In March of last year, the first column I wrote for iMedia Connection ran at a time when behavioral targeting was just beginning to generate interest from publishers. The subject was how, even though Google was the hottest property in online advertising, behavioral targeting would be of equal, if not greater value. I'm sure many, if not most, readers read the article with a healthy dose of skepticism. Those of us providing behavioral targeting often had to work to defend its merits. But the advertising world has seen great changes since then.
Today, behaviorally targeted advertising is projected to increase 65 percent to make up nearly 21 percent of all online media purchases in 2006 -- more than double the 2005 figure, according to a study by iMedia and the Ponemon Institute. It's clear that the acceptance and use of behavioral targeting by advertisers and publishers has made major strides in less than a year, and that there's every reason to believe this trend will continue, especially as behavioral targeting is made available at portal scale that creates the liquidity buyers and sellers require.
However, for the lingering few who still doubt that online advertising is rapidly moving to focus on targeting the deep context that users bring with them, rather than the relatively thin context that a single page provides, let me present my case.
Exhibit A: The Shift in Traffic Growth
Veronis Suhler Stevenson's 2005 Communications Industry Forecast projects "consumer internet" consumption will reach 183 hours per person in 2005, up from 176 hours per person per year in 2004. The report shows positive growth continuing through the end of the decade. What is notable about this is a change in the trend from growth being driven by search to being driven by content sites -- particularly on very rapid-growth, context-poor content sites such as social networks. That means the contextual advertising model is beginning to lose share because these growing sites require an audience-based approach that leverages the highly targeted context every user brings with them to the site.
Exhibit B: The Numbers
Financial reporting from the two dominant players in online advertising -- Yahoo! and Google -- reveal interesting trends if you know where to look. Yahoo!'s latest financial reporting shows that the company's revenue growth is outpacing its profit growth. This means that they are paying a lot of money for the contextually rich real estate that has been the driver of their growth this far, but that they are seeing less and less benefit.
Google, on the other hand, seemed to stumble briefly in its financial performance in Q2 but now is hotter than ever. If you look at the data very, very carefully, you'll see that one of the reasons for this is that its growth rate of traffic growth has stopped (second derivative for you math types) -- that's a major change that indicates a tipping point for online media.

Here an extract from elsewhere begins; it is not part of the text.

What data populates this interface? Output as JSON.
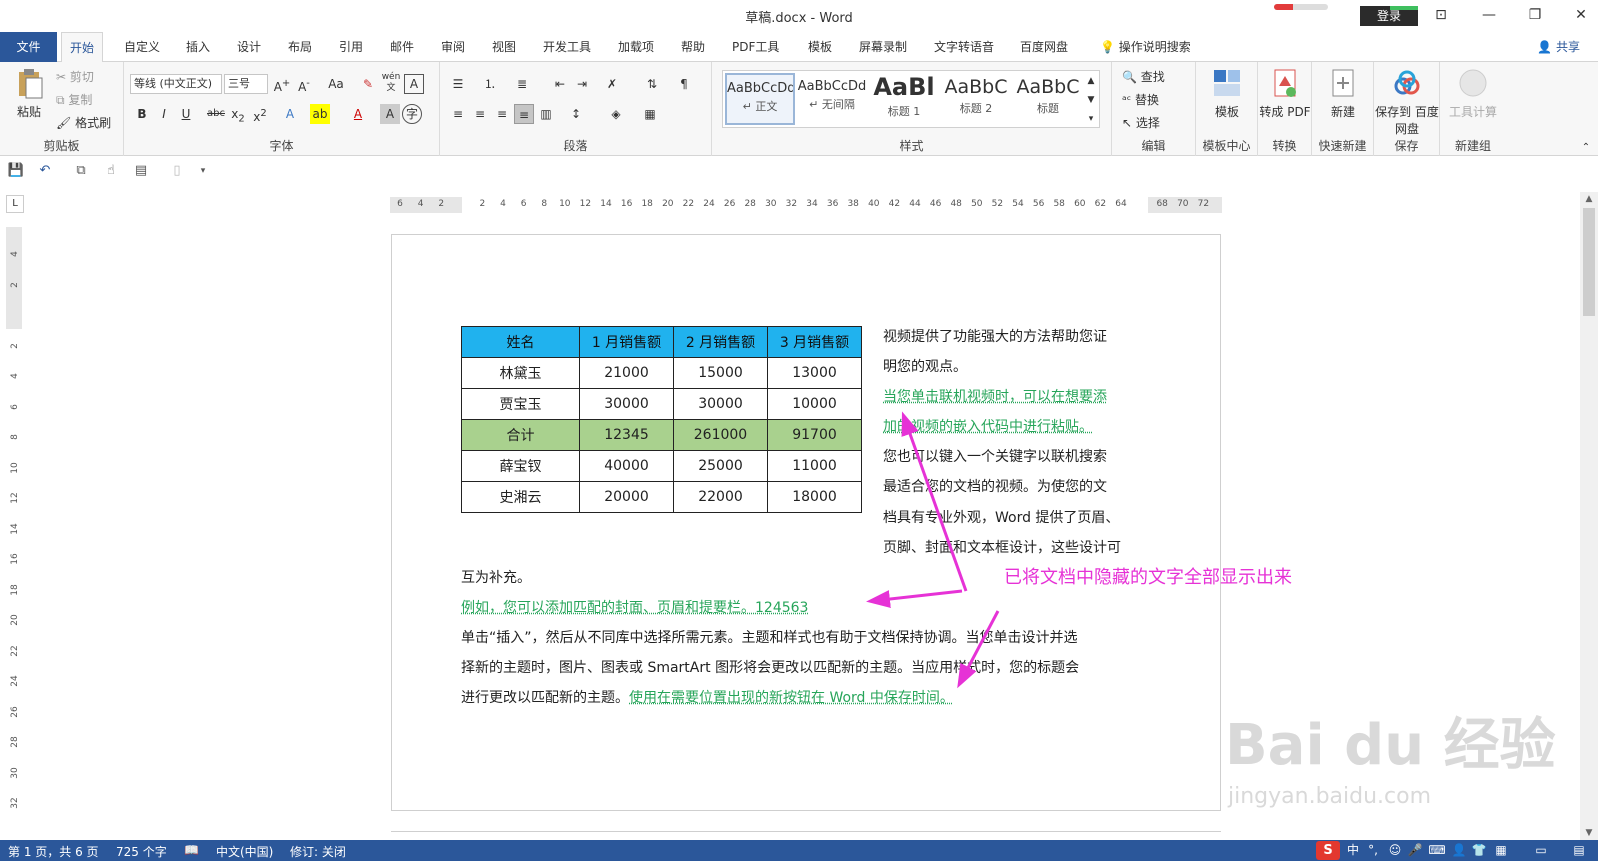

Exhibit C: Buyers Need Answers
A frequent refrain I hear from the media buying community is that it is getting too expensive to put money to work because of the rising cost of contextual advertising. The answer for publishers is not to continue to bid up contextual prices forever, but to provide a better option. Advertisers are looking for a way to put their money to use in the contextual desert and they will find it when they focus on the context that users bring with them -- which is more relevant, valuable and abundant than context on the page.
You may consider this hearsay, so let me call my expert witness, Rishad Tobaccowala, the chief innovation officer of Publicis Media Groupe, one of the largest media buyers in the world: "One of our biggest challenges is efficiently scaling online buys. As internet spending returns we face huge issues with pricing and fragmentation in that costs of media are surging and the operational difficulties of buying one site at a time in an increasingly fragmented world is a headache. We need better economics and easier ways to aggregate content buys."
Behavioral targeting providers have responded by creating new ways for advertisers and agencies to aggregate internet users into sizable target audiences across the internet, including aggregating users within a website, creating multi-site "custom networks" that pool the strengths of premium media brands, as well as network buys that deliver ads to a targeted audience across several websites of different types. This provides portal scale for marketers and allows non-portal publishers to offer portal scale and reap the benefits.
All of this evidence proves not only that the contextual desert is growing, but that the economics of the contextual model are breaking down. The answer for advertisers and publishers is to focus on the audience -- to leverage the personal, behavior-based context that people bring with them everywhere they go online. Sergeant Friday would be proud.